Page 1 of 1

6.3.3 how to automatically ocr uploaded images

PostPosted:Wed Apr 19, 2017 10:17 am
by MBeyer
Hi all,
in a fresh installation of 6.3.3 I want to automate different processes like perfoming an ocr on new scans.
In Administration:Automation I created a new rule
- OCR new File
In the rule definition I want to add actions and validations, but there are no options to choose any from the dropdown menus nether can I create a new action via the plus button.

Any advice?

cheers
Mirko

Re: 6.3.3 how to automatically ocr uploaded images

PostPosted:Fri Apr 21, 2017 6:38 pm
by jllort
All the documents go into text extraction queue, and are automatically processed for extracting the text contents. Only be sure you have installed the ocr engine and configured the system.ocr parameter.
Take a look :
https://docs.openkm.com/kcenter/view/ok ... ngine.html
https://docs.openkm.com/kcenter/view/ok ... eters.html

Re: 6.3.3 how to automatically ocr uploaded images

PostPosted:Sat Apr 22, 2017 2:30 pm
by MBeyer
Hi jllort,
thanks for the advice.
Ubuntu reports tesseract to be installed correctly
Code: Select all
tesseract-ocr is already the newest version (3.04.01-4).
tesseract-ocr-eng is already the newest version (3.04.00-1).
All config settings in OpenKM are set exactly as writen in the documentation post.

Still if I upload a png nothing seems to happen, clearly readable words in the document cannot be found via search?!

Were can I check the ocr result after upload a picture?

Re: 6.3.3 how to automatically ocr uploaded images

PostPosted:Sat Apr 22, 2017 8:20 pm
by jllort
1- Take a look here https://docs.openkm.com/kcenter/view/ok ... ctionqueue ( if document is still in queue ).
2- Read information about main database tables at https://docs.openkm.com/kcenter/view/ok ... ption.html . You should be interested in OKM_DOCUMENT_TABLE and specially in two columns NDC_TEXT_EXTRACTED ='T' indicate the process has finished and NDC_TEXT has the string text extracted.
3- Finally from List indexes feature you can see the terms for what is indexed into the lucene search engine https://docs.openkm.com/kcenter/view/ok ... dexes.html

Re: 6.3.3 how to automatically ocr uploaded images

PostPosted:Sun Apr 23, 2017 9:38 pm
by MBeyer
Hi,
thanks for the hints.

Concerning the 1. link, the pending task queue is empty.

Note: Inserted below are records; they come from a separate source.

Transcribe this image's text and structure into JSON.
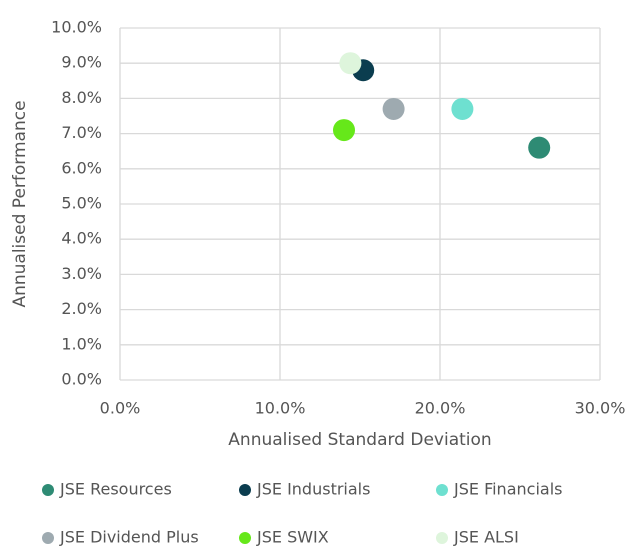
{
  "chart_data": {
    "type": "scatter",
    "xlabel": "Annualised Standard Deviation",
    "ylabel": "Annualised Performance",
    "xlim": [
      0,
      30
    ],
    "ylim": [
      0,
      10
    ],
    "xticks": [
      {
        "value": 0,
        "label": "0.0%"
      },
      {
        "value": 10,
        "label": "10.0%"
      },
      {
        "value": 20,
        "label": "20.0%"
      },
      {
        "value": 30,
        "label": "30.0%"
      }
    ],
    "yticks": [
      {
        "value": 0,
        "label": "0.0%"
      },
      {
        "value": 1,
        "label": "1.0%"
      },
      {
        "value": 2,
        "label": "2.0%"
      },
      {
        "value": 3,
        "label": "3.0%"
      },
      {
        "value": 4,
        "label": "4.0%"
      },
      {
        "value": 5,
        "label": "5.0%"
      },
      {
        "value": 6,
        "label": "6.0%"
      },
      {
        "value": 7,
        "label": "7.0%"
      },
      {
        "value": 8,
        "label": "8.0%"
      },
      {
        "value": 9,
        "label": "9.0%"
      },
      {
        "value": 10,
        "label": "10.0%"
      }
    ],
    "grid": true,
    "legend": "bottom",
    "series": [
      {
        "name": "JSE Resources",
        "color": "#2e8b74",
        "x": [
          26.2
        ],
        "values": [
          6.6
        ]
      },
      {
        "name": "JSE Industrials",
        "color": "#0b3d4f",
        "x": [
          15.2
        ],
        "values": [
          8.8
        ]
      },
      {
        "name": "JSE Financials",
        "color": "#6ee0d0",
        "x": [
          21.4
        ],
        "values": [
          7.7
        ]
      },
      {
        "name": "JSE Dividend Plus",
        "color": "#9eaab0",
        "x": [
          17.1
        ],
        "values": [
          7.7
        ]
      },
      {
        "name": "JSE SWIX",
        "color": "#66e81a",
        "x": [
          14.0
        ],
        "values": [
          7.1
        ]
      },
      {
        "name": "JSE ALSI",
        "color": "#def5dc",
        "x": [
          14.4
        ],
        "values": [
          9.0
        ]
      }
    ]
  }
}
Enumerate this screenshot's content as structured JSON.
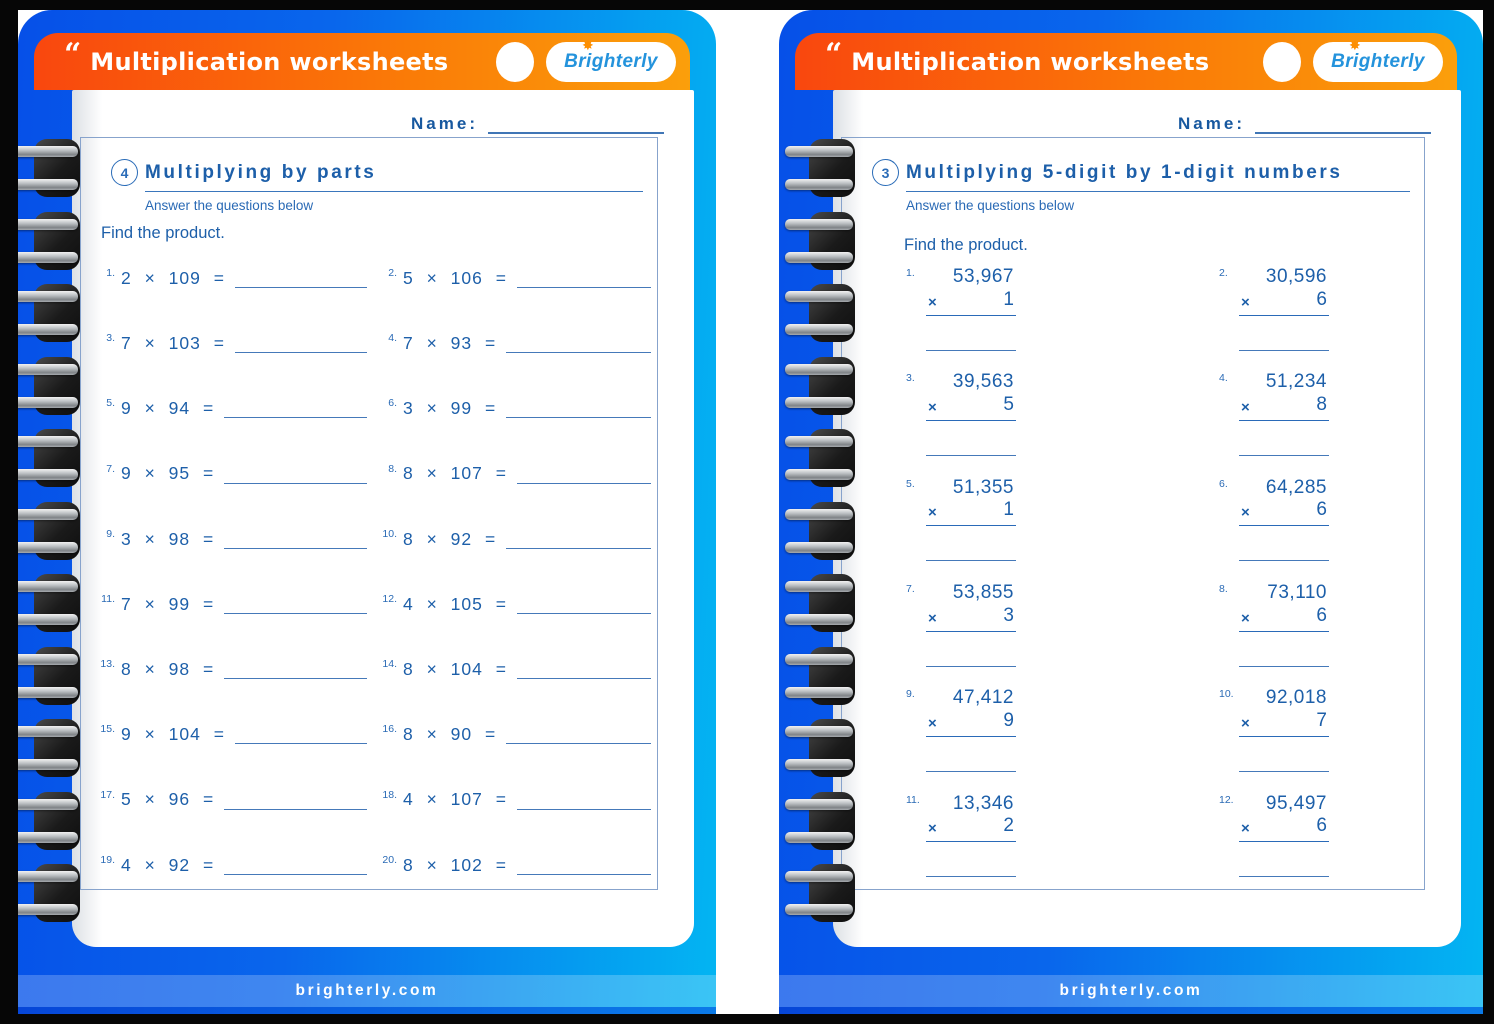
{
  "header": {
    "quote_mark": "“",
    "title": "Multiplication worksheets",
    "logo_text": "Brighterly",
    "sun_icon": "✸"
  },
  "name_label": "Name:",
  "footer_url": "brighterly.com",
  "pages": [
    {
      "number": "4",
      "title": "Multiplying by parts",
      "subtitle": "Answer the questions below",
      "instruction": "Find the product.",
      "format": "inline",
      "operator": "×",
      "equals": "=",
      "problems": [
        {
          "n": "1.",
          "a": "2",
          "b": "109"
        },
        {
          "n": "2.",
          "a": "5",
          "b": "106"
        },
        {
          "n": "3.",
          "a": "7",
          "b": "103"
        },
        {
          "n": "4.",
          "a": "7",
          "b": "93"
        },
        {
          "n": "5.",
          "a": "9",
          "b": "94"
        },
        {
          "n": "6.",
          "a": "3",
          "b": "99"
        },
        {
          "n": "7.",
          "a": "9",
          "b": "95"
        },
        {
          "n": "8.",
          "a": "8",
          "b": "107"
        },
        {
          "n": "9.",
          "a": "3",
          "b": "98"
        },
        {
          "n": "10.",
          "a": "8",
          "b": "92"
        },
        {
          "n": "11.",
          "a": "7",
          "b": "99"
        },
        {
          "n": "12.",
          "a": "4",
          "b": "105"
        },
        {
          "n": "13.",
          "a": "8",
          "b": "98"
        },
        {
          "n": "14.",
          "a": "8",
          "b": "104"
        },
        {
          "n": "15.",
          "a": "9",
          "b": "104"
        },
        {
          "n": "16.",
          "a": "8",
          "b": "90"
        },
        {
          "n": "17.",
          "a": "5",
          "b": "96"
        },
        {
          "n": "18.",
          "a": "4",
          "b": "107"
        },
        {
          "n": "19.",
          "a": "4",
          "b": "92"
        },
        {
          "n": "20.",
          "a": "8",
          "b": "102"
        }
      ]
    },
    {
      "number": "3",
      "title": "Multiplying 5-digit by 1-digit numbers",
      "subtitle": "Answer the questions below",
      "instruction": "Find the product.",
      "format": "vertical",
      "operator": "×",
      "problems": [
        {
          "n": "1.",
          "top": "53,967",
          "mult": "1"
        },
        {
          "n": "2.",
          "top": "30,596",
          "mult": "6"
        },
        {
          "n": "3.",
          "top": "39,563",
          "mult": "5"
        },
        {
          "n": "4.",
          "top": "51,234",
          "mult": "8"
        },
        {
          "n": "5.",
          "top": "51,355",
          "mult": "1"
        },
        {
          "n": "6.",
          "top": "64,285",
          "mult": "6"
        },
        {
          "n": "7.",
          "top": "53,855",
          "mult": "3"
        },
        {
          "n": "8.",
          "top": "73,110",
          "mult": "6"
        },
        {
          "n": "9.",
          "top": "47,412",
          "mult": "9"
        },
        {
          "n": "10.",
          "top": "92,018",
          "mult": "7"
        },
        {
          "n": "11.",
          "top": "13,346",
          "mult": "2"
        },
        {
          "n": "12.",
          "top": "95,497",
          "mult": "6"
        }
      ]
    }
  ],
  "colors": {
    "card_blue_left": "#0650E8",
    "card_blue_right": "#03B5F2",
    "header_orange_left": "#F9470E",
    "header_orange_right": "#FB9F0B",
    "ink_blue": "#1D5FA9",
    "logo_blue": "#2493DC",
    "sun_orange": "#FD8F01"
  }
}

Can you be more specific on the database topic, please. I read the docs but did not get the point were to find the database nodes or how to use them to get the ocr job runing.

The List Indexes seems to be empty, so it looks like there was no ocr job runing ...

Re: 6.3.3 how to automatically ocr uploaded images

PostPosted:Tue Apr 25, 2017 5:51 pm
by jllort
Execute the next query to force all documents going to the text extraction queue again
Code: Select all
UPDATE OKM_NODE_DOCUMENT SET NDC_TEXT_EXTRACTED ='F'